[Python-ideas] BetterWalk, a better and faster os.walk() for Python
Andrew Barnert
abarnert at yahoo.com
Sun Nov 25 00:27:09 CET 2012
First, another thought on the whole thing:
Wrapping readdir is useful. Replacing os.walk is also useful. But they don't
necessarily have to be tied together at all.
In particular, instead of trying to write an iterdir_stat that can properly
support os.walk on all platforms, why not just implement os.walk differently on
platforms where iterdir_stat can't support it? (In fact, I think an os.walk
replacement based on the fts API, which never uses iterdir_stat, would be the
best answer, but let me put more thought into that idea...)
Anyway, comments:
From: John Mulligan <phlogistonjohn at asynchrono.us>
Sent: Fri, November 23, 2012 8:13:22 AM
> I like returning the d_type directly because in the unix style APIs the
> dirent structure doesn't provide the same stuff as the stat result and I
> don't want to trick myself into thinking I have all the information
> available from the readdir call.

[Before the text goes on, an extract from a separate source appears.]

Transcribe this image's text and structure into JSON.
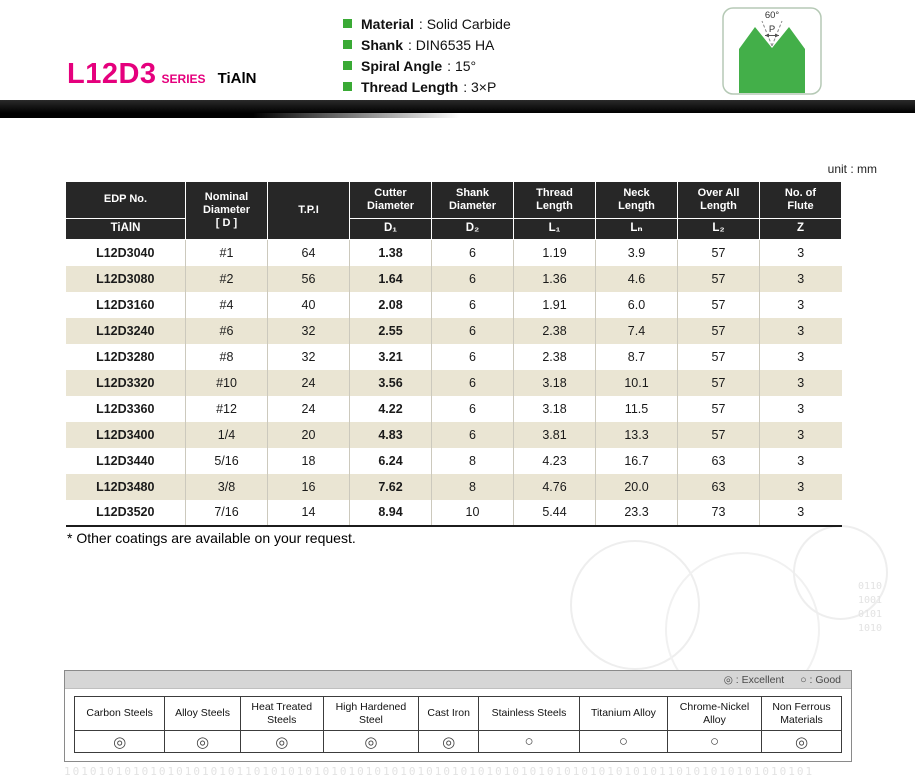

I also like to have my Python functions
> map pretty closely to the C calls.
Of course that means that implementing the same interface on Windows means
faking d_type from the stat result, and making the functions map less closely to
the C calls…
> In addition I have a fditerdir call that supports a directory file
> descriptor as the first argument. This is handy because I also have a
> wrapper for fstatat (this was all created for Python 2 and before 3.3
> was released).
This can only be implemented on platforms that support the *at functions. I
believe that means just linux and OpenBSD right now, other *BSD (including OS X)
at some unspecified point in the future. Putting something like that in the
stdlib would probably require also adding another function like os_supports_at
(similar to supports_fd, supports_dirfd, etc.), but that's not a big deal.